Il Wwf lancia una petizione contro i 'crimini di natura'
(ANSA) - ROMA, 08 APR - "La vita selvatica in Italia è sotto attacco: ogni anno migliaia di animali vengono uccisi, feriti, catturati o trafficati illegalmente a terra come in mare. A essere colpite non sono solo le specie animali, ma anche piante e fiori selvatici, spesso oggetto di prelievi e commerci illeciti". E' quanto afferma il Wwf in una nota nella quale annuncia il lancio della petizione "Stop Crimini di Natura", chiedendo al governo l'adozione immediata di un Piano Nazionale contro i crimini di natura.
La particolare posizione geografica della penisola, al centro di importanti rotte commerciali, rende l'Italia uno snodo privilegiato anche per traffici illegali di specie protette, che alimentano un mercato internazionale altamente remunerativo e difficile da contrastare. Tra le manifestazioni più gravi rientra il bracconaggio, riconosciuto come una delle principali minacce per la sopravvivenza di numerose specie rare.
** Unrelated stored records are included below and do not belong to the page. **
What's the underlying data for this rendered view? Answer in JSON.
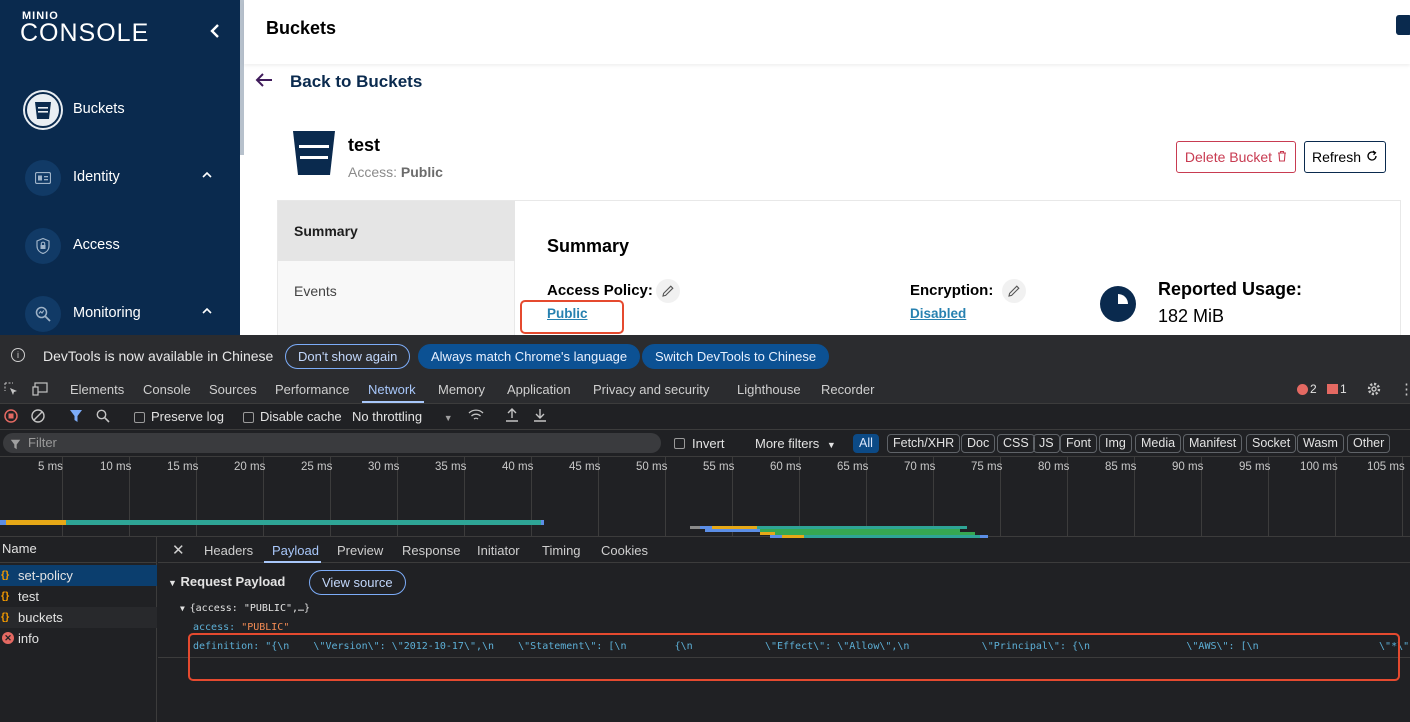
{
  "sidebar": {
    "logo_small": "MINIO",
    "logo_big": "CONSOLE",
    "items": [
      {
        "label": "Buckets"
      },
      {
        "label": "Identity"
      },
      {
        "label": "Access"
      },
      {
        "label": "Monitoring"
      }
    ]
  },
  "header": {
    "title": "Buckets",
    "back_label": "Back to Buckets"
  },
  "bucket": {
    "name": "test",
    "access_label": "Access:",
    "access_value": "Public",
    "delete_label": "Delete Bucket",
    "refresh_label": "Refresh"
  },
  "tabs": [
    "Summary",
    "Events"
  ],
  "summary": {
    "title": "Summary",
    "access_policy_label": "Access Policy:",
    "access_policy_value": "Public",
    "encryption_label": "Encryption:",
    "encryption_value": "Disabled",
    "usage_label": "Reported Usage:",
    "usage_value": "182 MiB"
  },
  "devtools": {
    "info_text": "DevTools is now available in Chinese",
    "btn_dont_show": "Don't show again",
    "btn_always_match": "Always match Chrome's language",
    "btn_switch": "Switch DevTools to Chinese",
    "main_tabs": [
      "Elements",
      "Console",
      "Sources",
      "Performance",
      "Network",
      "Memory",
      "Application",
      "Privacy and security",
      "Lighthouse",
      "Recorder"
    ],
    "error_count": "2",
    "issue_count": "1",
    "preserve_log": "Preserve log",
    "disable_cache": "Disable cache",
    "throttling": "No throttling",
    "filter_placeholder": "Filter",
    "invert": "Invert",
    "more_filters": "More filters",
    "filter_types": [
      "All",
      "Fetch/XHR",
      "Doc",
      "CSS",
      "JS",
      "Font",
      "Img",
      "Media",
      "Manifest",
      "Socket",
      "Wasm",
      "Other"
    ],
    "timeline_ticks": [
      "5 ms",
      "10 ms",
      "15 ms",
      "20 ms",
      "25 ms",
      "30 ms",
      "35 ms",
      "40 ms",
      "45 ms",
      "50 ms",
      "55 ms",
      "60 ms",
      "65 ms",
      "70 ms",
      "75 ms",
      "80 ms",
      "85 ms",
      "90 ms",
      "95 ms",
      "100 ms",
      "105 ms"
    ],
    "name_header": "Name",
    "requests": [
      {
        "name": "set-policy",
        "type": "xhr"
      },
      {
        "name": "test",
        "type": "xhr"
      },
      {
        "name": "buckets",
        "type": "xhr"
      },
      {
        "name": "info",
        "type": "error"
      }
    ],
    "detail_tabs": [
      "Headers",
      "Payload",
      "Preview",
      "Response",
      "Initiator",
      "Timing",
      "Cookies"
    ],
    "payload_title": "Request Payload",
    "view_source": "View source",
    "payload_summary": "{access: \"PUBLIC\",…}",
    "access_key": "access:",
    "access_val": "\"PUBLIC\"",
    "definition_line": "definition: \"{\\n    \\\"Version\\\": \\\"2012-10-17\\\",\\n    \\\"Statement\\\": [\\n        {\\n            \\\"Effect\\\": \\\"Allow\\\",\\n            \\\"Principal\\\": {\\n                \\\"AWS\\\": [\\n                    \\\"*\\\""
  },
  "colors": {
    "sidebar_bg": "#0a2a4e",
    "accent_link": "#2781b0",
    "danger": "#c83b51",
    "highlight_box": "#e54a2f",
    "devtools_bg": "#202124"
  }
}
"Ogni rapace abbattuto, ogni lupo avvelenato, ogni pianta sottratta illegalmente rappresenta un danno per tutti: perdiamo biodiversità, sicurezza, salute e servizi ecosistemici essenziali", dichiara Isabella Pratesi, direttrice conservazione Wwf Italia. Le specie maggiormente soggette a bracconaggio o commercio illegale in Italia includono uccelli di piccole e medie dimensioni (fringuelli, cardellini, pispole, tordi, quaglie e uccelli acquatici), sino ai grandi volatori come i rapaci e le cicogne. Tra i mammiferi lupi ma anche cervi e cinghiali, questi ultimi spesso cacciati in aree vietate o con mezzi non consentiti. Anche la flora non è risparmiata: le orchidee selvatiche, le piante officinali come la genziana. In mare specie come il corallo rosso, i datteri di mare, i cetrioli di mare, i ricci di mare sono le principali specie vittime di bracconaggio marino, mentre specie come la verdesca sono spesso coinvolte in casi di frode alimentare; infine questi crimini colpiscono anche molte specie di acqua dolce, oltre a rettili e anfibi. (ANSA).